The next step is simply to use number >> 1 instead of number / 2 and number & 0x1 instead of number % 2 to improve performance. Mind you, with modern optimising compilers there's probably no difference...
Use an AND with increasing powers of two...
In C, at least, you can do something like:
while (val != 0)
{
printf("%d", val&0x1);
val = val>>1;
}
To expand on #Marco's answer with an example:
uint value = 0x82fa9281;
for (int i = 0; i < 32; i++)
{
bool set = (value & 0x1) != 0;
value >>= 1;
Console.WriteLine("Bit set: {0}", set);
}
What this does is test the last bit, and then shift everything one bit.

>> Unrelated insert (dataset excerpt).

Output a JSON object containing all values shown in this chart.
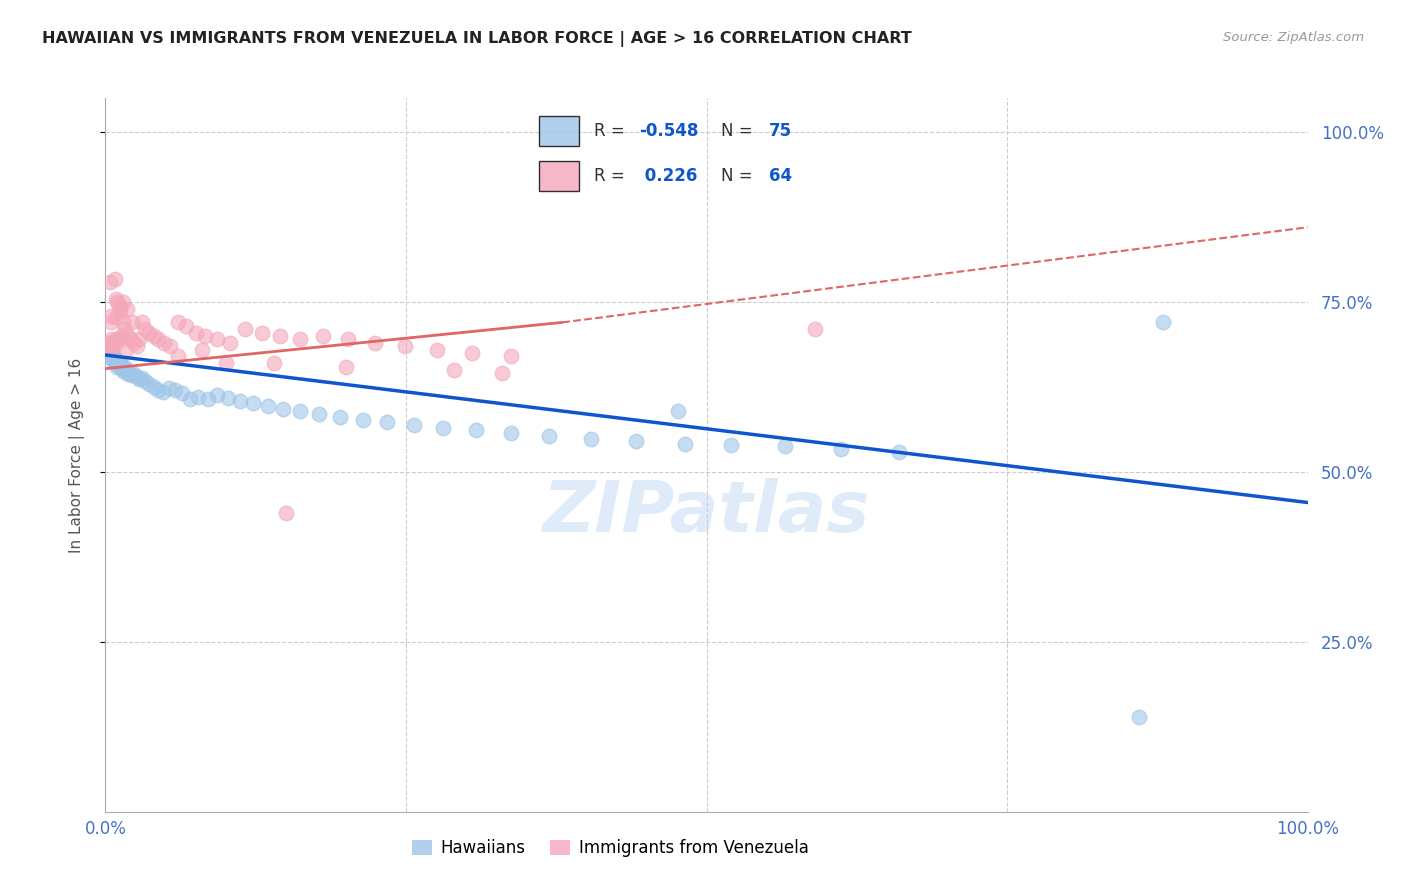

If you're already starting with a string, you could just iterate through each of the characters in the string:
var values = "1011011".Reverse().ToCharArray();
for(var index = 0; index < values.Length; index++) {
var isSet = (Boolean)Int32.Parse(values[index]); // Boolean.Parse only works on "true"/"false", not 0/1
// do whatever
}
byte input = Convert.ToByte("1011011", 2);
BitArray arr = new BitArray(new[] { input });
foreach (bool value in arr)
{
// ...
}
You can simply loop through every bit. The following C like pseudocode allows you to set the bit number you want to check. (You might also want to google endianness)
for()
{
bitnumber = <your bit>
printf("%d",(val & 1<<bitnumber)?1:0);
}
The code basically writes 1 if the bit it set or 0 if not. We shift the value 1 (which in binary is 1 ;) ) the number of bits set in bitnumber and then we AND it with the value in val to see if it matches up. Simple as that!
So if bitnumber is 3 we simply do this
00000100 ( The value 1 is shifted 3 left for example)
AND
10110110 (We check it with whatever you're value is)
=
00000100 = True! - Both values have bit 3 set!